What can you do with these data? Well, here are a few ideas:

  1. Each author has a set of other authors who influenced them, which can be naturally modeled as a directed graph. This graph can then either be visualized, OR one could perform graph analysis (community detection, central figures, determining oldest ancestor influencers, etc)

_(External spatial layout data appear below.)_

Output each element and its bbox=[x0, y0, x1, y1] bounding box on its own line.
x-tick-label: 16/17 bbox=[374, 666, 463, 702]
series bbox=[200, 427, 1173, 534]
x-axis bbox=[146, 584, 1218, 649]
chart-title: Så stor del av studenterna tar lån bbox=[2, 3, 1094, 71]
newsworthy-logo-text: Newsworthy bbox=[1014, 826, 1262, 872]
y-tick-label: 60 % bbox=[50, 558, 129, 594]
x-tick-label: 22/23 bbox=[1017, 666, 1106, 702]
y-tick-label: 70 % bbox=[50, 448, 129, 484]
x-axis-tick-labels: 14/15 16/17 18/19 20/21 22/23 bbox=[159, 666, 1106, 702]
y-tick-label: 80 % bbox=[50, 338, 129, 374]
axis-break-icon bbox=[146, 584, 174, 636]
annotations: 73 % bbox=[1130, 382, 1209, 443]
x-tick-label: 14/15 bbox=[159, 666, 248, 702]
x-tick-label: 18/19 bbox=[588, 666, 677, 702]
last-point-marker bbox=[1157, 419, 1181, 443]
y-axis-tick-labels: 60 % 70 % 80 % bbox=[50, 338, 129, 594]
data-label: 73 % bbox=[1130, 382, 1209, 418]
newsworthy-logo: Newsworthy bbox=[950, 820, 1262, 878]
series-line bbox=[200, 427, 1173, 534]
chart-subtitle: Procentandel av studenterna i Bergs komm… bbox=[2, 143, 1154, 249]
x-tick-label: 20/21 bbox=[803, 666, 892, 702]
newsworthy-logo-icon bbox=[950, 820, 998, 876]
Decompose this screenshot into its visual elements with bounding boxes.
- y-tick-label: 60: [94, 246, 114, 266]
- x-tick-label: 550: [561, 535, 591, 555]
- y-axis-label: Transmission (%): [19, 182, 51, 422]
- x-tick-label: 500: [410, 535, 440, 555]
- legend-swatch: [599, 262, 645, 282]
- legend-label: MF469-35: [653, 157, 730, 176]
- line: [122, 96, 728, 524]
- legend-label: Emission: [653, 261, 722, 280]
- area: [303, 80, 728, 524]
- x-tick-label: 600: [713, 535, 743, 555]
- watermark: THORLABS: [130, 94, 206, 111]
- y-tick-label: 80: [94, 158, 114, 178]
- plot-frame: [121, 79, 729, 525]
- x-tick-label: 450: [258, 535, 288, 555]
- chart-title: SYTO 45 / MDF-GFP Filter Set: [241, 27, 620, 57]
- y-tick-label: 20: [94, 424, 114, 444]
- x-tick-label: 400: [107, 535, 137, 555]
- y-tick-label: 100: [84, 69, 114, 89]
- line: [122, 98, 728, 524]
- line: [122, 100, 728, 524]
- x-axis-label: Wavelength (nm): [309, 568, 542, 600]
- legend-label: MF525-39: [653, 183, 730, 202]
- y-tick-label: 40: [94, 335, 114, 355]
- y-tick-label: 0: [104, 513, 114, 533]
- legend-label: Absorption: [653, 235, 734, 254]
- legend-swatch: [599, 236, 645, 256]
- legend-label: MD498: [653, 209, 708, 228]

  2. One could perform hypothesis testing to confirm/reject if:
    1. Female authors have the same number of ratings/reviews as male authors
    2. Fantasy novels have a higher average rating than non-fiction novels
  3. As mentioned here, Goodreads is a dynamic platform, and thus if one chooses to collect these data periodically, one could generate time-series data, and observe trends for a particular novel/author over time. One could also perform event detection to determine if the author made a breakthrough in their writing career.


Fixes and improvements are more than welcome, so raise an issue or send a PR!